Aynı zaman da hazırlıksız yakalanmış olduğumuz bu pandemik vaka hepimize küresel ısınma bakımından da bir ders olduğunu gösteriyor. Eğer hazırlanmaya başlarsak ve dikkat edersek bunu önlemek mümkündür ya da geciktirmek.

Özellikle dünyanın bu dönemde kapanması ve iş yerlerinin, arabaların kullanılmaması karbon emisyonunu düşürmüş durumda. Bilimsel araştırmalara göre uzun süredir görülen en düşük karbon emisyonu Mart’tan bu yana ilk kez rastlanmıştır.

Yaşamış olduğumuz sorunları da göz önünde bulundurarak, taşımacılık, otomobiller, makineler, elektrik gibi gündelik ihtiyaçlarımızın güneş üzerinden elde etmemiz mümkün. Öyle ki güneş enerjisi bir tek elektrik için değil ya da sadece güneş enerjisi olarak da kullanılmaz.

Güneş enerjisi aynı zamanda rüzgâr enerjisine de katkı koyuyor. Güneş enerjisi ısınma için de kullanılabilir. Güneş enerjisi, sadece sürdürülebilir enerji için değil yenilenebilir olmayan enerji için de kullanılır.

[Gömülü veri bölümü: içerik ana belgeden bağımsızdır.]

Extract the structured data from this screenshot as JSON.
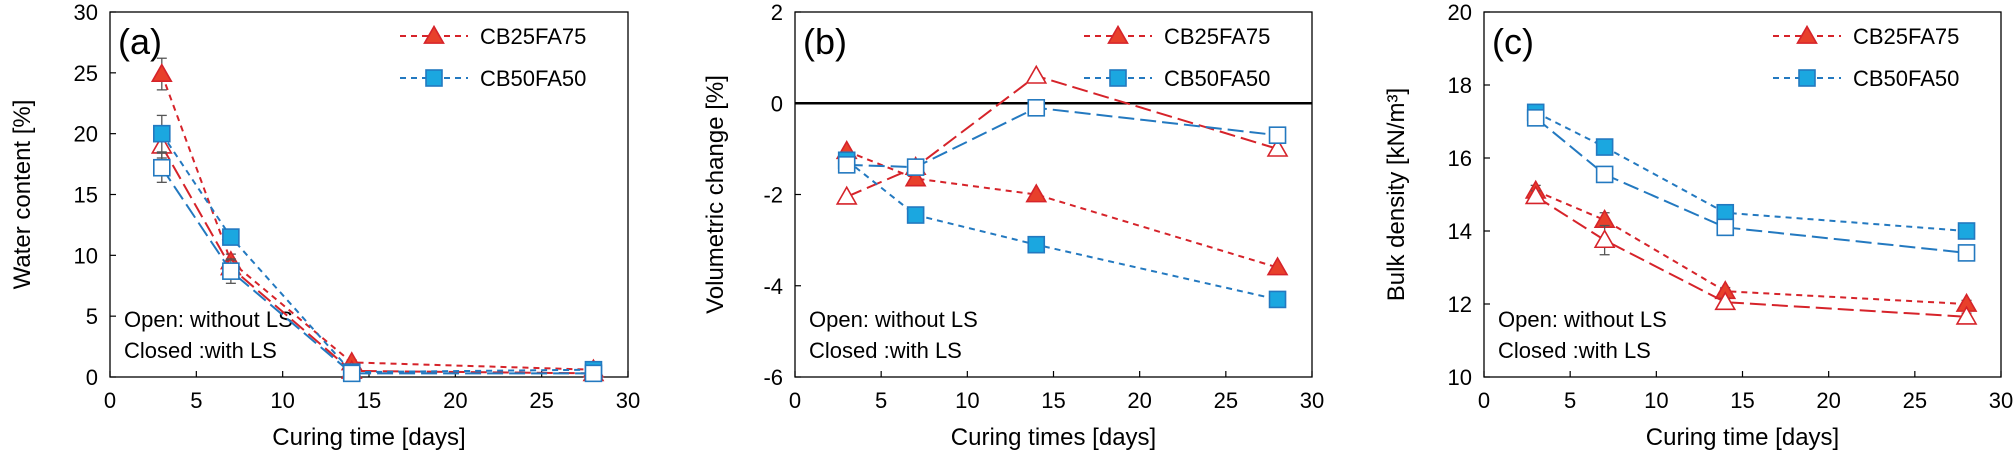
{
  "colors": {
    "cb25": "#e8402b",
    "cb25_line": "#d6232a",
    "cb50": "#1ba7e0",
    "cb50_line": "#2379c0",
    "axis": "#000000",
    "grid": "#d9d9d9"
  },
  "chart_data": [
    {
      "type": "line",
      "panel_label": "(a)",
      "xlabel": "Curing time [days]",
      "ylabel": "Water content [%]",
      "xlim": [
        0,
        30
      ],
      "ylim": [
        0,
        30
      ],
      "xticks": [
        0,
        5,
        10,
        15,
        20,
        25,
        30
      ],
      "yticks": [
        0,
        5,
        10,
        15,
        20,
        25,
        30
      ],
      "note": [
        "Open: without LS",
        "Closed :with LS"
      ],
      "legend": [
        "CB25FA75",
        "CB50FA50"
      ],
      "legend_position": "top-right",
      "zero_line": false,
      "series": [
        {
          "name": "CB25FA75",
          "marker": "triangle",
          "filled": true,
          "x": [
            3,
            7,
            14,
            28
          ],
          "y": [
            24.9,
            9.5,
            1.2,
            0.6
          ],
          "err": [
            1.3,
            0.6,
            0.2,
            0.2
          ]
        },
        {
          "name": "CB25FA75",
          "marker": "triangle",
          "filled": false,
          "x": [
            3,
            7,
            14,
            28
          ],
          "y": [
            19.0,
            9.0,
            0.5,
            0.3
          ],
          "err": [
            1.0,
            0.6,
            0.2,
            0.1
          ]
        },
        {
          "name": "CB50FA50",
          "marker": "square",
          "filled": true,
          "x": [
            3,
            7,
            14,
            28
          ],
          "y": [
            20.0,
            11.5,
            0.4,
            0.6
          ],
          "err": [
            1.5,
            0.5,
            0.2,
            0.2
          ]
        },
        {
          "name": "CB50FA50",
          "marker": "square",
          "filled": false,
          "x": [
            3,
            7,
            14,
            28
          ],
          "y": [
            17.2,
            8.7,
            0.3,
            0.3
          ],
          "err": [
            1.2,
            1.0,
            0.2,
            0.1
          ]
        }
      ]
    },
    {
      "type": "line",
      "panel_label": "(b)",
      "xlabel": "Curing times [days]",
      "ylabel": "Volumetric change [%]",
      "xlim": [
        0,
        30
      ],
      "ylim": [
        -6,
        2
      ],
      "xticks": [
        0,
        5,
        10,
        15,
        20,
        25,
        30
      ],
      "yticks": [
        -6,
        -4,
        -2,
        0,
        2
      ],
      "note": [
        "Open: without LS",
        "Closed :with LS"
      ],
      "legend": [
        "CB25FA75",
        "CB50FA50"
      ],
      "legend_position": "top-right",
      "zero_line": true,
      "series": [
        {
          "name": "CB25FA75",
          "marker": "triangle",
          "filled": true,
          "x": [
            3,
            7,
            14,
            28
          ],
          "y": [
            -1.05,
            -1.65,
            -2.0,
            -3.6
          ],
          "err": [
            0,
            0,
            0,
            0
          ]
        },
        {
          "name": "CB25FA75",
          "marker": "triangle",
          "filled": false,
          "x": [
            3,
            7,
            14,
            28
          ],
          "y": [
            -2.05,
            -1.4,
            0.6,
            -1.0
          ],
          "err": [
            0,
            0,
            0,
            0
          ]
        },
        {
          "name": "CB50FA50",
          "marker": "square",
          "filled": true,
          "x": [
            3,
            7,
            14,
            28
          ],
          "y": [
            -1.25,
            -2.45,
            -3.1,
            -4.3
          ],
          "err": [
            0,
            0,
            0,
            0
          ]
        },
        {
          "name": "CB50FA50",
          "marker": "square",
          "filled": false,
          "x": [
            3,
            7,
            14,
            28
          ],
          "y": [
            -1.35,
            -1.4,
            -0.1,
            -0.7
          ],
          "err": [
            0,
            0,
            0,
            0
          ]
        }
      ]
    },
    {
      "type": "line",
      "panel_label": "(c)",
      "xlabel": "Curing time [days]",
      "ylabel": "Bulk density [kN/m³]",
      "xlim": [
        0,
        30
      ],
      "ylim": [
        10,
        20
      ],
      "xticks": [
        0,
        5,
        10,
        15,
        20,
        25,
        30
      ],
      "yticks": [
        10,
        12,
        14,
        16,
        18,
        20
      ],
      "note": [
        "Open: without LS",
        "Closed :with LS"
      ],
      "legend": [
        "CB25FA75",
        "CB50FA50"
      ],
      "legend_position": "top-right",
      "zero_line": false,
      "series": [
        {
          "name": "CB25FA75",
          "marker": "triangle",
          "filled": true,
          "x": [
            3,
            7,
            14,
            28
          ],
          "y": [
            15.1,
            14.3,
            12.35,
            12.0
          ],
          "err": [
            0.15,
            0.2,
            0.1,
            0.1
          ]
        },
        {
          "name": "CB25FA75",
          "marker": "triangle",
          "filled": false,
          "x": [
            3,
            7,
            14,
            28
          ],
          "y": [
            14.95,
            13.75,
            12.05,
            11.65
          ],
          "err": [
            0.15,
            0.4,
            0.1,
            0.1
          ]
        },
        {
          "name": "CB50FA50",
          "marker": "square",
          "filled": true,
          "x": [
            3,
            7,
            14,
            28
          ],
          "y": [
            17.25,
            16.3,
            14.5,
            14.0
          ],
          "err": [
            0.2,
            0.15,
            0.1,
            0.1
          ]
        },
        {
          "name": "CB50FA50",
          "marker": "square",
          "filled": false,
          "x": [
            3,
            7,
            14,
            28
          ],
          "y": [
            17.1,
            15.55,
            14.1,
            13.4
          ],
          "err": [
            0.2,
            0.15,
            0.1,
            0.1
          ]
        }
      ]
    }
  ]
}
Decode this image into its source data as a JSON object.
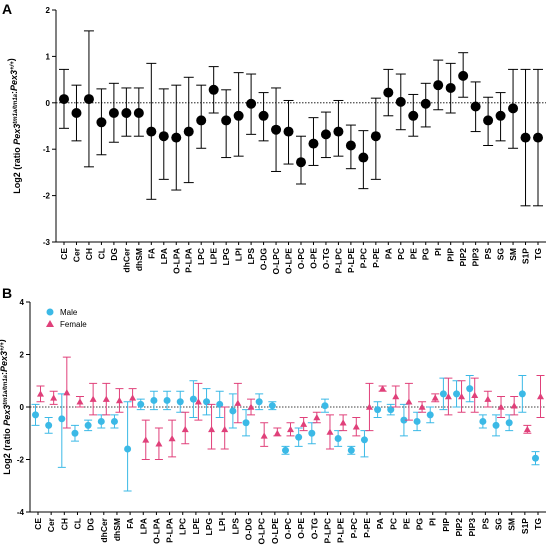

Güneş dünyaya çok yüksek oranda enerji sağlıyor. Dünya yüzeyine bir günde ulaşan, güneşten gelen, enerji hesaplandığında 0.94x1017 W (güç) olarak hesaplanmıştır. Hesaplanmış olan küresel enerji harcanma ise 1.79x103 W (güç) şeklindedir. Bu hesaptan bakacak olursak dünya yüzeyine ulaşan güneş enerjisinin sadece 0.0019%’ini kullanabiliyoruz.

Verimliliğimiz çok düşük.

Petrol gibi, ormanlar gibi, sürdürülebilirliği olmayan ve gezegenimizin can damarı olan ham madde ve malzemeleri sömürmeye devam ettikçe küresel ısınma hızla ilerlemeye ve artmaya devam edecektir. Bu madde ve malzemeler yerine sürdürülebilirliği olan, yok olmayacak ve bitmeyecek olan güneş enerjisinden ve yenilenebilir enerji kaynaklarından yararlanırsak küresel ısınma oranını düşürmemiz çok yüksek olasılıktır.

Öyle ki son zamanların teknolojileri komple elektrikli arabalar ve araçlar olmaktadır. Bu gereken ve ihtiyaç duyulan elektrik ise güneş enerjisinden elde edildiği takdirde insanlık kendisini gezegenlerin uygarlıklar seviyesinde, Kardeşev Ölçeği’ne göre, 1. seviyeye taşımayı hızlandırabilir.

Şu anda özellikle de Amerika Birleşik Devletleri’nde gördüğümüz düşük petrol fiyatları ile kendimizi kandırmamalı ve uzun vadeli düşünmeye başlamamız gereken bir dönemdeyiz. Kafamızı kuma gömmeye devam ettikçe elimizde yaşayacak ne bir gezegen ne de kafamızı gömeceğimiz kum kalacaktır.